Ideologi pancasila itu merupakan pan­dangan hidup bangsa Indonesia, pan­casila itu sebagai pondasi atau da­sar negara Indonesia. Ibaratkan sebuah ru­mah yang harus dimulai dengan mem­buat pondasi, itulah pancasila. Ka­rena itulah mengapa pentingnya ideo­logi dalam suatu bangsa, ideologi sebagai alat untuk memperkokoh bangsa, begitupun pancasila Indonesia akan tegak berdiri dan berjalan sesuai dengan tujuannya jika berlandaskan pada ideologi bangsa yaitu pancasila.

Dengan demikian kita patut bangga karena mempunyai identitas yang tidak dimilki oleh bangsa lain, kemu­dian identitas bangsa Indonesia men­jadi ideologi bangsa yang dijadi­kan pe­doman dalam kehidupan bernegara. Mari sama-sama kita rawat dan kita pa­hami dari identitas bangsa kita, karena identitas inilah yang sudah menghantarkan bangsa kita sampai sejauh ini.

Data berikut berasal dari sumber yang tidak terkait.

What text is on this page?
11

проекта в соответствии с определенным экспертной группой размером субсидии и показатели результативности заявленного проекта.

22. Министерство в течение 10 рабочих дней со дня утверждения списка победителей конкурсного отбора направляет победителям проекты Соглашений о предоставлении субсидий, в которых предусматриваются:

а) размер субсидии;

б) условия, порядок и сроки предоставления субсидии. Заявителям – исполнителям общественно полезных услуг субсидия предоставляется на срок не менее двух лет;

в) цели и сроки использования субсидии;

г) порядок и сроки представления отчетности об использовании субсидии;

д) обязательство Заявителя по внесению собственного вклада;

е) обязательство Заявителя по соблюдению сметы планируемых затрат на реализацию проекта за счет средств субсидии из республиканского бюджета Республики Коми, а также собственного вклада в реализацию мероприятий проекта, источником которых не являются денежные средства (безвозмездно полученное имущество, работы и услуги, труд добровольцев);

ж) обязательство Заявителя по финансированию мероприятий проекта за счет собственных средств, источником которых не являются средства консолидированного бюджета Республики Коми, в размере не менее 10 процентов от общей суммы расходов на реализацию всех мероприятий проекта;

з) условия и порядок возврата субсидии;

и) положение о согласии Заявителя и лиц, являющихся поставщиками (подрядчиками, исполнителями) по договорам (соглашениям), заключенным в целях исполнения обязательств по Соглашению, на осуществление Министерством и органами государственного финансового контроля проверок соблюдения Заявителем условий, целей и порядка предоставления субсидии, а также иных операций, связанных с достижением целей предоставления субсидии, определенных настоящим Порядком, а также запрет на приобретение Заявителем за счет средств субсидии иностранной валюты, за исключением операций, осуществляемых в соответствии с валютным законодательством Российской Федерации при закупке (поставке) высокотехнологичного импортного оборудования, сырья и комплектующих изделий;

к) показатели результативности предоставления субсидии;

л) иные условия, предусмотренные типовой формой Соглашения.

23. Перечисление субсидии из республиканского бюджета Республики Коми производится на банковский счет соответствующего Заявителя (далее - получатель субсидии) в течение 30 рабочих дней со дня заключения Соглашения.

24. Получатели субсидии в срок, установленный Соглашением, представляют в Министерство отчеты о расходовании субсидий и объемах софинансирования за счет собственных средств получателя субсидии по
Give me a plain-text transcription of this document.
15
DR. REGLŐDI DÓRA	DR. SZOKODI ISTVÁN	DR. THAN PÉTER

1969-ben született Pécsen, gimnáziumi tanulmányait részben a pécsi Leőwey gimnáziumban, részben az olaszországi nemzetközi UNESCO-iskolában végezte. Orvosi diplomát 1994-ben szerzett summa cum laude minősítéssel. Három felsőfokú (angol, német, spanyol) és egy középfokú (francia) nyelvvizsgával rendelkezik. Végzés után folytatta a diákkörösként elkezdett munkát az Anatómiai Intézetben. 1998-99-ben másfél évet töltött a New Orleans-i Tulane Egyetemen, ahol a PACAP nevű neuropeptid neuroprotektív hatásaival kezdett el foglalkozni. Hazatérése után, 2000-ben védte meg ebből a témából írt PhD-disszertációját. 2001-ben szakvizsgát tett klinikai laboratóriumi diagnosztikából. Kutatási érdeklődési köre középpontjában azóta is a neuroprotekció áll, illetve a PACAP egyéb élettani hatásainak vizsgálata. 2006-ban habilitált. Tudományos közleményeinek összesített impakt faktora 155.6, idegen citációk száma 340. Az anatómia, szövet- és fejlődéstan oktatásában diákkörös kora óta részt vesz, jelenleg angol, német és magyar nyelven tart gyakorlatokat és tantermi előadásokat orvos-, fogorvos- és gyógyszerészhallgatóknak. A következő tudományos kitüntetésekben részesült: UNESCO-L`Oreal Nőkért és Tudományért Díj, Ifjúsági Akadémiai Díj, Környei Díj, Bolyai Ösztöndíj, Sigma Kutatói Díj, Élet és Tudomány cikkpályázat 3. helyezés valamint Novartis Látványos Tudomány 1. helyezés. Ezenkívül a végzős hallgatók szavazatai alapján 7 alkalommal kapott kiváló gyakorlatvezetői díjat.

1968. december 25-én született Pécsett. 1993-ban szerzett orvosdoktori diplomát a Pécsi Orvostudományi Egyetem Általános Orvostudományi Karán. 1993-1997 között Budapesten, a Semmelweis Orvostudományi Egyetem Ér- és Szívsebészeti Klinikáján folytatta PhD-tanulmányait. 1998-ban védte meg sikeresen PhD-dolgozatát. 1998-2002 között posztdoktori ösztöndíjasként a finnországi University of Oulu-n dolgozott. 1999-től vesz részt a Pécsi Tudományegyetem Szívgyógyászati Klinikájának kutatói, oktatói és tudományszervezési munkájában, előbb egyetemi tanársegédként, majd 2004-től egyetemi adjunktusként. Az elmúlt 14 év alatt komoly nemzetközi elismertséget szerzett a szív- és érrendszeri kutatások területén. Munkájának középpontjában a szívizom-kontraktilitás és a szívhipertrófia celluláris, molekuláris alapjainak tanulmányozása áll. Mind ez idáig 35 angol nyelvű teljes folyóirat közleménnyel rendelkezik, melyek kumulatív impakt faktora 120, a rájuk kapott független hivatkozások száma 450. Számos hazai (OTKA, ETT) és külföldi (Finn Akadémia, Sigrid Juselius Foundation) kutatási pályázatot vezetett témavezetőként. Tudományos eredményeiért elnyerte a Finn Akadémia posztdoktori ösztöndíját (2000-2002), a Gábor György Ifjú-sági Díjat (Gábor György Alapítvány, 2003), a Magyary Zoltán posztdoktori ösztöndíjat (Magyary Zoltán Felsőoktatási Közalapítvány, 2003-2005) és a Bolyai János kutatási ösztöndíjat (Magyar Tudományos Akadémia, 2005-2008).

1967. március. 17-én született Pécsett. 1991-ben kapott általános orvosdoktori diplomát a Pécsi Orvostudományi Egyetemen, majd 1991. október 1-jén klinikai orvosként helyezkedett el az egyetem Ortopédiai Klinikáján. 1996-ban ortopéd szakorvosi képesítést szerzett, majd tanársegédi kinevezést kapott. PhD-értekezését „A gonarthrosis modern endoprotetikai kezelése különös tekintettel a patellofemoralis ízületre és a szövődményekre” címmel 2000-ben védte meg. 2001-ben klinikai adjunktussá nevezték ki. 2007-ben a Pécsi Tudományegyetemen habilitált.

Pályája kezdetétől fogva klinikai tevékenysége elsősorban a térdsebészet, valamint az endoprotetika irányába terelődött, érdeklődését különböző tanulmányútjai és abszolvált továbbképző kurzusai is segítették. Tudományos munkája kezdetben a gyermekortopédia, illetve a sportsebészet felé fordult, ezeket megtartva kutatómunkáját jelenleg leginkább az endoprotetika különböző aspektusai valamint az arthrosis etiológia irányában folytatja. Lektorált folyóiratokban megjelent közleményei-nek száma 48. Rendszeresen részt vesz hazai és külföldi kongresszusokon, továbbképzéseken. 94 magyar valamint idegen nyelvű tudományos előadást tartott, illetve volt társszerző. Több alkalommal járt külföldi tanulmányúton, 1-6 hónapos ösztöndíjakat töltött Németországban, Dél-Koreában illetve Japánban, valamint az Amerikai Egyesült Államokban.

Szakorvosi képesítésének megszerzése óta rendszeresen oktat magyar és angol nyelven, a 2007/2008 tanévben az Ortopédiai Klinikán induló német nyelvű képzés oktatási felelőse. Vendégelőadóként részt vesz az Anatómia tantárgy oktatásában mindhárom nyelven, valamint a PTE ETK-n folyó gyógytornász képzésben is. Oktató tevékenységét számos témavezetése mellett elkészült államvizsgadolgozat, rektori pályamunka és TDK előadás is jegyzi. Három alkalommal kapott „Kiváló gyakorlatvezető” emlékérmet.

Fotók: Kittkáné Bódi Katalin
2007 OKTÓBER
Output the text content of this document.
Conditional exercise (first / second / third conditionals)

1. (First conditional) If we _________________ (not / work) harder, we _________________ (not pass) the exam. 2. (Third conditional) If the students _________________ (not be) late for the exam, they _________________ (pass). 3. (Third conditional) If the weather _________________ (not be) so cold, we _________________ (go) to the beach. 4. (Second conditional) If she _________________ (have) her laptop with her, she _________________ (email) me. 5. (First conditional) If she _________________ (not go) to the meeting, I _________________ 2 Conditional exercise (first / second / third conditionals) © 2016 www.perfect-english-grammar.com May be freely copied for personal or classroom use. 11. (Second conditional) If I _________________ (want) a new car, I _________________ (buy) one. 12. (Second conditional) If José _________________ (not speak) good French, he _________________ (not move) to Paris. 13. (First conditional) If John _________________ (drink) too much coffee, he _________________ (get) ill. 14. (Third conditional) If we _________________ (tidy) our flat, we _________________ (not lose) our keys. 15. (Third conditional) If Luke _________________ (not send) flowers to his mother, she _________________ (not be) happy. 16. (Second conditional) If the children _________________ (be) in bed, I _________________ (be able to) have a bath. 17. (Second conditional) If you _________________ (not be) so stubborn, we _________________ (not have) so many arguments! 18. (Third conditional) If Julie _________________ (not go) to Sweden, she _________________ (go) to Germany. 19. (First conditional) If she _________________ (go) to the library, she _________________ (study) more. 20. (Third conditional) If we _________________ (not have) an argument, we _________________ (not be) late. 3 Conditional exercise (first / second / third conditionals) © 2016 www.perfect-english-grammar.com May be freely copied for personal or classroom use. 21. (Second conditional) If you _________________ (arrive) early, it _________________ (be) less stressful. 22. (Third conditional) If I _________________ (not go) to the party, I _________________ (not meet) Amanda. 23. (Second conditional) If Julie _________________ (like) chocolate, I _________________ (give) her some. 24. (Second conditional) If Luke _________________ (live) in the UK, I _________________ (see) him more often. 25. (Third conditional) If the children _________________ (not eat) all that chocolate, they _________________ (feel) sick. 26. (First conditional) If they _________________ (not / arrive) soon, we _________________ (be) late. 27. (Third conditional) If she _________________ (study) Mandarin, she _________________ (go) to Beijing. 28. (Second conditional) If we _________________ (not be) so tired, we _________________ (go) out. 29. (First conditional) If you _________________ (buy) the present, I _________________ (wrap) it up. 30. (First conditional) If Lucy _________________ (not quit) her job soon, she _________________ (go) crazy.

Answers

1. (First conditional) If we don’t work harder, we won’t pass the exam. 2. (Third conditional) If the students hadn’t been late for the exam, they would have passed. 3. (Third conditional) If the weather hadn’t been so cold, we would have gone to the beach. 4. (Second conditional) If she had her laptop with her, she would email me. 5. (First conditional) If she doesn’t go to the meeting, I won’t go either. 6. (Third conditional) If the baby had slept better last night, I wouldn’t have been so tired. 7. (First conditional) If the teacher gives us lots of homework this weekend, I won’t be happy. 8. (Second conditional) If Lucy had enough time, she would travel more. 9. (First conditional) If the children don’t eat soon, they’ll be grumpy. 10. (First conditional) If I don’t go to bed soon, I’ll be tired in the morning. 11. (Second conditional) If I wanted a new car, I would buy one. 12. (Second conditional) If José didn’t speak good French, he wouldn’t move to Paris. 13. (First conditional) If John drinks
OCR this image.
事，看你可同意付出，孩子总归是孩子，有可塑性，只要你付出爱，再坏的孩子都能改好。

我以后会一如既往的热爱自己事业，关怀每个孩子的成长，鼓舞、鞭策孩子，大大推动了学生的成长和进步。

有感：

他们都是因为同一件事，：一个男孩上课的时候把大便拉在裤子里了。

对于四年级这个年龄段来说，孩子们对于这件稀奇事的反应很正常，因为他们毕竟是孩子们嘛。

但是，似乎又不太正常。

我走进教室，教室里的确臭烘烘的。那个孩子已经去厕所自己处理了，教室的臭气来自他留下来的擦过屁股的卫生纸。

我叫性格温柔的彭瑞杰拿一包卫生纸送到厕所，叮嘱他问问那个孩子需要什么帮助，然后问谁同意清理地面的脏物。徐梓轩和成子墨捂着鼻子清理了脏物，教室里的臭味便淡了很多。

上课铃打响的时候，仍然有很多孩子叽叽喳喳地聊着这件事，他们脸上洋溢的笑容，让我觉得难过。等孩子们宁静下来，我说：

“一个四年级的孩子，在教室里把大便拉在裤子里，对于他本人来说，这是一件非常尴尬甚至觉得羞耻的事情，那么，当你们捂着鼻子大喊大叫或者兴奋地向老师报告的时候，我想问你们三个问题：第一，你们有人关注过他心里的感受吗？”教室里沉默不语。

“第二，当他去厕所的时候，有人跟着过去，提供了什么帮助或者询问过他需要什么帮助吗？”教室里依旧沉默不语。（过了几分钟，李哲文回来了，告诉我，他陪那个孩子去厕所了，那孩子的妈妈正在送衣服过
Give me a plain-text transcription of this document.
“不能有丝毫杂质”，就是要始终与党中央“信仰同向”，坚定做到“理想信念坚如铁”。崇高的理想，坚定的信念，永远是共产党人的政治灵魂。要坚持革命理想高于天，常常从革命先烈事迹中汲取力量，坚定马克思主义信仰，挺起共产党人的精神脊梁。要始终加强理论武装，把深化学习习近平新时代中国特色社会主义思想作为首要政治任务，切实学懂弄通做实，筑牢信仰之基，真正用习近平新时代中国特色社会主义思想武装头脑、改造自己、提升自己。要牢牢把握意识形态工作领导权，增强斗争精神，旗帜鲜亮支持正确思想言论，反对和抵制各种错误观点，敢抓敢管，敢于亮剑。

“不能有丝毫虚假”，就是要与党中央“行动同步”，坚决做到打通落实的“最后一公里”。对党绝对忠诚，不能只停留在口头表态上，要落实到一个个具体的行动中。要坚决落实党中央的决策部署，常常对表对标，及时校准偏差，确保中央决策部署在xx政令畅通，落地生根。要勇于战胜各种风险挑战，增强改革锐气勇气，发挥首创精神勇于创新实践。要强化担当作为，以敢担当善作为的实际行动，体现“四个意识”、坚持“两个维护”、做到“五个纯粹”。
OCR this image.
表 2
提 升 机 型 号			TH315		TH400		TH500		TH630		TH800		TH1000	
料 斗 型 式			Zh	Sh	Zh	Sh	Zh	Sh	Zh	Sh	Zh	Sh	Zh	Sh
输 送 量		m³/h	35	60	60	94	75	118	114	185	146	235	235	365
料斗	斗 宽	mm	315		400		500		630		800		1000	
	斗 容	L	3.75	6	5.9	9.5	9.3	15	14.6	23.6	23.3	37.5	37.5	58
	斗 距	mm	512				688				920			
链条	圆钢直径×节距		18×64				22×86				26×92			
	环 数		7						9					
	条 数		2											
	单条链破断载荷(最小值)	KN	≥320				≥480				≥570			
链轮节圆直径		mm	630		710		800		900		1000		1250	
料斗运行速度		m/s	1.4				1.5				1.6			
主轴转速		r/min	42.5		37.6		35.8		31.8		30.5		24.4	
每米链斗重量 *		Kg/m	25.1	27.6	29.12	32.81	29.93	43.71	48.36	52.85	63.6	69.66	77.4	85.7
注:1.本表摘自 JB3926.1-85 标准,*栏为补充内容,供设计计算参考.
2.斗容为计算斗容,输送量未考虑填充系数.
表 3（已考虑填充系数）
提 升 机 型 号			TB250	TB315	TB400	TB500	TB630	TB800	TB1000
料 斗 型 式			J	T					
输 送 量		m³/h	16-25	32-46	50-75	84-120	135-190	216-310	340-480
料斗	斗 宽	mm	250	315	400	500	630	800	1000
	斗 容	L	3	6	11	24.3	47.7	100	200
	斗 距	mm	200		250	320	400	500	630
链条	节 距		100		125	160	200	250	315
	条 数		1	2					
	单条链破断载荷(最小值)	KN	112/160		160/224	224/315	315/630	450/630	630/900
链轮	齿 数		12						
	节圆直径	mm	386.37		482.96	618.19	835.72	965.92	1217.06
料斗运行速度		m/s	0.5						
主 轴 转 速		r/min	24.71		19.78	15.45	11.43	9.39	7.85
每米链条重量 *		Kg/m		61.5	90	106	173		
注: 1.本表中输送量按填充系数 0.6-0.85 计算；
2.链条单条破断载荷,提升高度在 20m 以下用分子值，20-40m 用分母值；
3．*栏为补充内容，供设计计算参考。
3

Keberagaman bisa menjadi positif dan bisa menjadi negatif, kebera­gam­an akan positif karena akan mem­berikan kemajuan serta perkem­ba­ngan bagi bangsa, dan dampak ne­gatifnya bisa menjadi disharmonisasi da­lam kehidupan bernegra. Maka dari itu mari kita maknai identitas bangsa kita yang beragam dengan hal po­sitif. ***

Penulis adalah Menteri ADKESMA BEM Universitas Jambi dan mahasiswa aktif ilmu pemerintahan Fisipol UNJA.